The electronic payment company will migrate its InfoManager workstation app from HP servers to Stratus' platform.

Electronic payment company NYCE Corp., citing increasing membership and demand for real-time information, is migrating its InfoManager workstation application from Hewlett-Packard Co.s ProLiant servers to Stratus Technologies Inc.s ftServer platform.

The browser-based application is used by NYCEs network of 2,200 financial institutions, retailers and ATM operators to get immediate access to data such as transaction histories, credit updates, file transfers and account status, said Brian Mecca, director of data center operations at Montvale, N.J.-based NYCE. And demand for that information on a real-time basis is increasing, Mecca said.
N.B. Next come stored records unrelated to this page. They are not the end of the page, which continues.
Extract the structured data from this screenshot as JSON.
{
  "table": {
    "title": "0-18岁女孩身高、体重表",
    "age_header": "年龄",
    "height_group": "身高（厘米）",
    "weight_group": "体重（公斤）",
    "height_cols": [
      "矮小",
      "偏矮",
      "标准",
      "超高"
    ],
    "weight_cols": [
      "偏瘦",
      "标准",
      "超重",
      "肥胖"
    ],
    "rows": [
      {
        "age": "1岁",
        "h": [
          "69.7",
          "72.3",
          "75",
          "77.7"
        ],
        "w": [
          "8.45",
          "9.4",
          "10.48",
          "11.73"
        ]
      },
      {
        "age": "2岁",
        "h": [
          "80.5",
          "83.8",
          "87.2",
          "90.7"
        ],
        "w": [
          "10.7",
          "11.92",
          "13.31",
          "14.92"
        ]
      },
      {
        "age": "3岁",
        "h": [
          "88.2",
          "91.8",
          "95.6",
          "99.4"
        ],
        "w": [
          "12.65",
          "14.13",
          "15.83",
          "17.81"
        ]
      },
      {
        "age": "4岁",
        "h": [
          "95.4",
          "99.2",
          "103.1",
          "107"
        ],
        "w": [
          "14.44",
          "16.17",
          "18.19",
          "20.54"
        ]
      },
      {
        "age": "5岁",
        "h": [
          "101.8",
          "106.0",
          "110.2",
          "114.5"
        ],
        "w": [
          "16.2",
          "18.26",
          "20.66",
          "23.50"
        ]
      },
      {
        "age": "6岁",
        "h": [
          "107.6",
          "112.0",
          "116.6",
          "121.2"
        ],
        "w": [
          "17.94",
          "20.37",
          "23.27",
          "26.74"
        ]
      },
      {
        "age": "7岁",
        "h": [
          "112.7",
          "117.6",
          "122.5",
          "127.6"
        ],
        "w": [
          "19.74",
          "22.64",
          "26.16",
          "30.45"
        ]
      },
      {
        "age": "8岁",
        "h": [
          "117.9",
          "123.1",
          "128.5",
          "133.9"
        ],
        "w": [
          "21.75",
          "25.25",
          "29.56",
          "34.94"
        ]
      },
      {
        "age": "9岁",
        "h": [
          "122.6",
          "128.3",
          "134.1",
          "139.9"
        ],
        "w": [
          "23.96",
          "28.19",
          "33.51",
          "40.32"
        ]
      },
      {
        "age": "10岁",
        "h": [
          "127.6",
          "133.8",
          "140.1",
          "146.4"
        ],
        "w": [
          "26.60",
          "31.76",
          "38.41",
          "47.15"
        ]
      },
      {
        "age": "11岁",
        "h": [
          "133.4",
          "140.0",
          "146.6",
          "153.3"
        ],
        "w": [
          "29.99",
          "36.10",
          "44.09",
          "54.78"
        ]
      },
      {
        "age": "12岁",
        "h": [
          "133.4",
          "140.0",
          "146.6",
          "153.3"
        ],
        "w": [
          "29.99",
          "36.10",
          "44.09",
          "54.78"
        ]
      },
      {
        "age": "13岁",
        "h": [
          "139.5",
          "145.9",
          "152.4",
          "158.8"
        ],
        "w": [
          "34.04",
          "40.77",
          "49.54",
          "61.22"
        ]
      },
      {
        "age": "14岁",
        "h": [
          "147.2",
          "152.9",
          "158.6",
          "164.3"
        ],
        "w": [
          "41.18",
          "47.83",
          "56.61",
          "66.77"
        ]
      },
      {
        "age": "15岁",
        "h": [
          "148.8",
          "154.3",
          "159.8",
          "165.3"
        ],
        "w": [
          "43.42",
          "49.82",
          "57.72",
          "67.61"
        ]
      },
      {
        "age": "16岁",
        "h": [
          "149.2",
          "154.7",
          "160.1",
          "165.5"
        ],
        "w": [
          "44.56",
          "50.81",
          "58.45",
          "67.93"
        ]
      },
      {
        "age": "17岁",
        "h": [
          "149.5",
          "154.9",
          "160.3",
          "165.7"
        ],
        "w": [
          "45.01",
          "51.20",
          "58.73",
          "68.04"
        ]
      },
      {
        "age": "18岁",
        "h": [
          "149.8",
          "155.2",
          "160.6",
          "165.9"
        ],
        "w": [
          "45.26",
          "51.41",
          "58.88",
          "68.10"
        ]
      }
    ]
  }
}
"Something that used to take a half-hour they now can download in three to five minutes," he said.

The network processes about 100 million transactions per month, according to NYCE.

Over the past three months, NYCE has brought in five Stratus fault-tolerant servers—two of the entry-level ft3200 systems and three mid-range ft5240 servers. The company currently is testing the servers and expects to get the InfoManager system up and running on them later in the quarter, Mecca said.

Both servers are one- and two-way Intel-based systems, with the ft3200 powered by 800MHz Pentium III processors and the ft5240 running 2.4GHz Xeon chips.

The servers are part of the ftServer family of systems—including the four-way ft6500 server—for Microsoft Windows Advanced Server environments that Stratus touts as having 99.999 percent uptime. The key is that each server houses two identical systems that run in lock-step, so that if one component in the system fails, others will continue to perform the job without an interruption.

"The best way to think about it is that there are two computers in one box executing the same transaction," said Philip Izzo, director of business development, financial servers, for Stratus, in Maynard, Mass.

Prices for all three servers range from $20,000 to $100,000, according to Izzo.